StarRez incident
Service Disruption - Core Services - Asia Southeast
StarRez experienced a major incident on February 7, 2023 affecting Email Sending, lasting 2d 5h. The incident has been resolved; the full update timeline is below.
Affected components
Update timeline
- investigating Feb 07, 2023, 08:47 PM UTC
Customers in Asia Southeast are experiencing a service disruption with some Core Services -Engineers are actively working to remediate the issue. -Next update expected within 60 minutes, or as warranted by a change of events.
- identified Feb 07, 2023, 08:49 PM UTC
The upstream provider has identified they are having issues in this region -Engineers are actively working to remediate the issue. -Next update expected within 60 minutes, or as warranted by a change of events.

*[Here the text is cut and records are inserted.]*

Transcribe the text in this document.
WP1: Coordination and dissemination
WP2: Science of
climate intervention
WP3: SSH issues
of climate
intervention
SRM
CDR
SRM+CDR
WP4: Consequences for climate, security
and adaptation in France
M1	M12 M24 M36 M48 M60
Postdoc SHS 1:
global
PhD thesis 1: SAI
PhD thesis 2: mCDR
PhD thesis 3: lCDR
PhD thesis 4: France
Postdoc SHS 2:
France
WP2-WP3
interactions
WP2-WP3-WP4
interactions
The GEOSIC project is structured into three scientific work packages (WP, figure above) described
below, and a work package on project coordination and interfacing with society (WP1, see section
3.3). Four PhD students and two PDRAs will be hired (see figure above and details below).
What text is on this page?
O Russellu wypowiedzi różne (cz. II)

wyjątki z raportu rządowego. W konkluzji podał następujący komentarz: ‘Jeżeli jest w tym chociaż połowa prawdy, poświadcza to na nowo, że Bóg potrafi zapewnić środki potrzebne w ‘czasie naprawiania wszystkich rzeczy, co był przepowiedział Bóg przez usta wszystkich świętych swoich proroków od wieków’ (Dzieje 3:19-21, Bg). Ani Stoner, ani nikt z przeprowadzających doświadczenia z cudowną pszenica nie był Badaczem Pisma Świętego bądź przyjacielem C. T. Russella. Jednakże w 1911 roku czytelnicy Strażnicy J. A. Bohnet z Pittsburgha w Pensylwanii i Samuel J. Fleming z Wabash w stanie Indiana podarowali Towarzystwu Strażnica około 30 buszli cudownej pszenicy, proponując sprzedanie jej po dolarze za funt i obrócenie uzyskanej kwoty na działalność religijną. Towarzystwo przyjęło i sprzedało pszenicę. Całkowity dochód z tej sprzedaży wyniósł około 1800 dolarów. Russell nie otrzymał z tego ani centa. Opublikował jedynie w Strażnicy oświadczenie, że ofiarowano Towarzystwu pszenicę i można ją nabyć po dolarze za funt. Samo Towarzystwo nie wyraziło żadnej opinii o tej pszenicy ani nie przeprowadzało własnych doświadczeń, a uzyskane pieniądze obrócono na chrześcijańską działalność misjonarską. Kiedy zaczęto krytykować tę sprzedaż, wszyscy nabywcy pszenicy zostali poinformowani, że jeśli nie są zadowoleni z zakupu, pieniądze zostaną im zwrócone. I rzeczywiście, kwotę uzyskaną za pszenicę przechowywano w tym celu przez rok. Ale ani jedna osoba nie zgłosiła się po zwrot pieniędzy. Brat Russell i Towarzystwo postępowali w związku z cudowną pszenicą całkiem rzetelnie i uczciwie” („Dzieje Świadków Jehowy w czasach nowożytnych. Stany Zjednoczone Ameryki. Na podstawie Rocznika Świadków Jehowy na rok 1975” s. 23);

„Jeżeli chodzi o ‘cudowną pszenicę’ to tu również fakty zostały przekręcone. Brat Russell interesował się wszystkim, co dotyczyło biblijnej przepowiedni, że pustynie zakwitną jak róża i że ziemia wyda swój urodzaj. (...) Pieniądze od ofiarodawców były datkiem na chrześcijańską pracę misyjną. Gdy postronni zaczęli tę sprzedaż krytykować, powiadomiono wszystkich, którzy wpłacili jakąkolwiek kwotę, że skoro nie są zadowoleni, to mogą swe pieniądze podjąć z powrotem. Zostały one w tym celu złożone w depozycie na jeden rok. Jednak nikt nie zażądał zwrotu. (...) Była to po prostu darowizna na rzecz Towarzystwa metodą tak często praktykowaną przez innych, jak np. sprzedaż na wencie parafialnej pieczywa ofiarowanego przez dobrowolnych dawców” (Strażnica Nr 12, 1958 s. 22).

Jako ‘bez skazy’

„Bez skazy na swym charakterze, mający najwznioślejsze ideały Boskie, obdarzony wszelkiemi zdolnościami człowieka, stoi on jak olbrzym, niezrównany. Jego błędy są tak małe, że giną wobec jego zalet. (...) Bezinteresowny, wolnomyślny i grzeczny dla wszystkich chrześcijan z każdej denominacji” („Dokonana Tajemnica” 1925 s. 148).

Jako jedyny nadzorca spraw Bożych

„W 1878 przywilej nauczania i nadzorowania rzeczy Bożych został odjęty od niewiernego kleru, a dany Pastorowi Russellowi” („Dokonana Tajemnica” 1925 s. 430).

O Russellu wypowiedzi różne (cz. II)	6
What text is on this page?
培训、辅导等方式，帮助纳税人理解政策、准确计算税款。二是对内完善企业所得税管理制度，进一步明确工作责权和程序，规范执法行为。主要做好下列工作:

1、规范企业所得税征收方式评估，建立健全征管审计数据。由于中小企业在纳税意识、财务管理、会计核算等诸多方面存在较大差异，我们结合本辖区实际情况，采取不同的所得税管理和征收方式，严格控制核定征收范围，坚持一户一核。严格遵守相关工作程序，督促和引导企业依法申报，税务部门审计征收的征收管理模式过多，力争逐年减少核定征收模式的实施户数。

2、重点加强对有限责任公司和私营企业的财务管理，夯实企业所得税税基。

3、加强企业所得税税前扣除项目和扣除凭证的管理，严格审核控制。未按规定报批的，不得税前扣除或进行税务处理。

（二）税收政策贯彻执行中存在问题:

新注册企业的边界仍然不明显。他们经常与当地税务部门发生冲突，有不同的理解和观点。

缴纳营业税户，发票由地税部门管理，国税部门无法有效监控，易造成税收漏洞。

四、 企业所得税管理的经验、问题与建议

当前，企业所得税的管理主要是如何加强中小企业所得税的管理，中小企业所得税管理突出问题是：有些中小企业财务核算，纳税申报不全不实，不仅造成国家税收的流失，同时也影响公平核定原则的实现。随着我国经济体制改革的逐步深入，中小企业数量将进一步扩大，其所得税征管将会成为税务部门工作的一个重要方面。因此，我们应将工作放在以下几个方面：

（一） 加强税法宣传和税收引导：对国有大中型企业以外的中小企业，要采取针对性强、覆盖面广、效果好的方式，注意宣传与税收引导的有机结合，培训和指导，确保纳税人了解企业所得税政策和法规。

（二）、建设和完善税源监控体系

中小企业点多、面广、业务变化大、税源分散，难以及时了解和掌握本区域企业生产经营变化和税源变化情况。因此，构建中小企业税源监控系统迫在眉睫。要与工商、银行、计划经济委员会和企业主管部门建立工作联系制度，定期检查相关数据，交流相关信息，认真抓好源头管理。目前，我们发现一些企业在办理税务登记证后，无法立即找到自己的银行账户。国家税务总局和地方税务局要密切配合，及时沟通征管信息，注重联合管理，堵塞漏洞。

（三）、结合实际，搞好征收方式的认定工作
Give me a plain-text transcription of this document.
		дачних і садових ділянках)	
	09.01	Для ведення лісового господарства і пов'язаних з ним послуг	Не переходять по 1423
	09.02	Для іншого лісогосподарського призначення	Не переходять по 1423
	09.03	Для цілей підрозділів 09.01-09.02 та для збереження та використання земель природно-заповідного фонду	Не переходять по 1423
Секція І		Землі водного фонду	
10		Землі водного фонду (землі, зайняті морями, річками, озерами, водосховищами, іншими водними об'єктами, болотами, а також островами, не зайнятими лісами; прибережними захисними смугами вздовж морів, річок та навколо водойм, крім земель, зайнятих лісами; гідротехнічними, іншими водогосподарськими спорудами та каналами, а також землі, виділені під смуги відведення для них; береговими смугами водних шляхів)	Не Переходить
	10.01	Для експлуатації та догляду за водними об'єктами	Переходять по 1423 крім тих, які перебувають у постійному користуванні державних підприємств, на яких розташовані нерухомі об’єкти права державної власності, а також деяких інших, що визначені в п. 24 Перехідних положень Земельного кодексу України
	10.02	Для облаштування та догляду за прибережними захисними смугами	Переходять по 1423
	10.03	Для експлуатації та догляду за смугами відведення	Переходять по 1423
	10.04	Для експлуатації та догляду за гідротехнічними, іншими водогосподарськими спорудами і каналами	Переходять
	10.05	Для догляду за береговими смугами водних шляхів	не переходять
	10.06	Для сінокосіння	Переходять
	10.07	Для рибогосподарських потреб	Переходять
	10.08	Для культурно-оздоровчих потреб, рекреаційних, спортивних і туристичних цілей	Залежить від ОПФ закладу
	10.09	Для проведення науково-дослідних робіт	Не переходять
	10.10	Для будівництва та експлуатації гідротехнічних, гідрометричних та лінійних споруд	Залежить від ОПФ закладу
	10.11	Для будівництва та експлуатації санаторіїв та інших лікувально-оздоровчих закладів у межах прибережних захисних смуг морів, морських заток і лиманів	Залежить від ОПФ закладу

Apologies for any inconvenience, StarRez Team
- identified Feb 07, 2023, 10:36 PM UTC
Confirmed this is a Microsoft outage in the datacenter in this region. Will provide updates as they are provided to us
- identified Feb 07, 2023, 11:25 PM UTC
A workaround is current being investigated within the hope to restore services. - Engineers are actively working to remediate the issue. - Next update expected within 60 minutes, or as warranted by a change of events. Apologies for any inconvenience, StarRez Team
- identified Feb 08, 2023, 01:32 AM UTC
The workaround has helped to bring a subset of sites back online. Work continues with the remaining sites to restore service. There continues to be no ETA for restoration of services within this region from our vendor. -Engineers are actively working to remediate the issue. -Next update as warranted by a change of events. Apologies for any inconvenience, StarRez Team
- identified Feb 08, 2023, 05:07 AM UTC
There continues to be no ETA for restoration of services. Our vendor has advised that restoration works are still underway within the impacted region -Engineers are actively working to remediate the issue. -Next update as warranted by a change of events. Apologies for any inconvenience, StarRez Team
- identified Feb 08, 2023, 06:05 AM UTC
There continues to be no ETA for restoration of services from our vendor. The customer dev/test environments impacted by this will continue to sustain an outage at this time. Engineers are actively reviewing if the DR process should be engaged on these sites should the outage remain ongoing. - Engineers are actively working to remediate the issue. - Next update expected within 60 minutes, or as warranted by a change of event
- identified Feb 08, 2023, 11:09 AM UTC
There continues to be no ETA for restoration of services from our vendor. Engineers are currently failing over these remaining customers to a functional region to bring services back online. - Engineers are actively working to remediate the issue. - Next update expected within 60 minutes, or as warranted by a change of event
- identified Feb 08, 2023, 01:02 PM UTC
All production sites are now back online. The remaining Development sites are being worked on. There continues to be no ETA for restoration of services within the Southeast Asia region. from our vendor. -Engineers are actively working to remediate the issue. -Next update as warranted by a change of events.
- monitoring Feb 08, 2023, 01:33 PM UTC
All customers are now back online after successfully failing over core resources. Engineers will continue to monitor this situation closely before closing out. - Next update as warranted by a change of events.
- resolved Feb 10, 2023, 02:20 AM UTC
The incident within this region has been resolved. StarRez will work continue to monitor for stability to determine when it is safe to failback resources into the region.
- postmortem Mar 03, 2023, 02:07 AM UTC
**Southeast Asia Outage – 7th February 2023** A cooling failure within our upstream vendors datacenter brough down a subset of services; storage accounts and SQL backend. This required StarRez to implement DR processes to bring customer sites back online. **Root Cause** A cooling failure within our upstream vendors datacenter forced a shutdown of all storage and compute resources within this zone to protect our data. This impacted a subset of services for customers in this region, primarily storage accounts and SQL backends. **Resolution** A subset of services were re-provisioned within a functional zone within the region to bring a subset of customers back online. All remaining impacted services were failed over as part of the StarRez DR process to the Asia East region. Once the upstream vendor had brought all services back online within the region and StarRez was comfortable with stability, all services were moved back into the Southeast region. **Additional Information** In follow-up to this incident, StarRez have reviewed and updated our DR process in response to this incident to ensure quicker recovery should similar incidents occur in the future.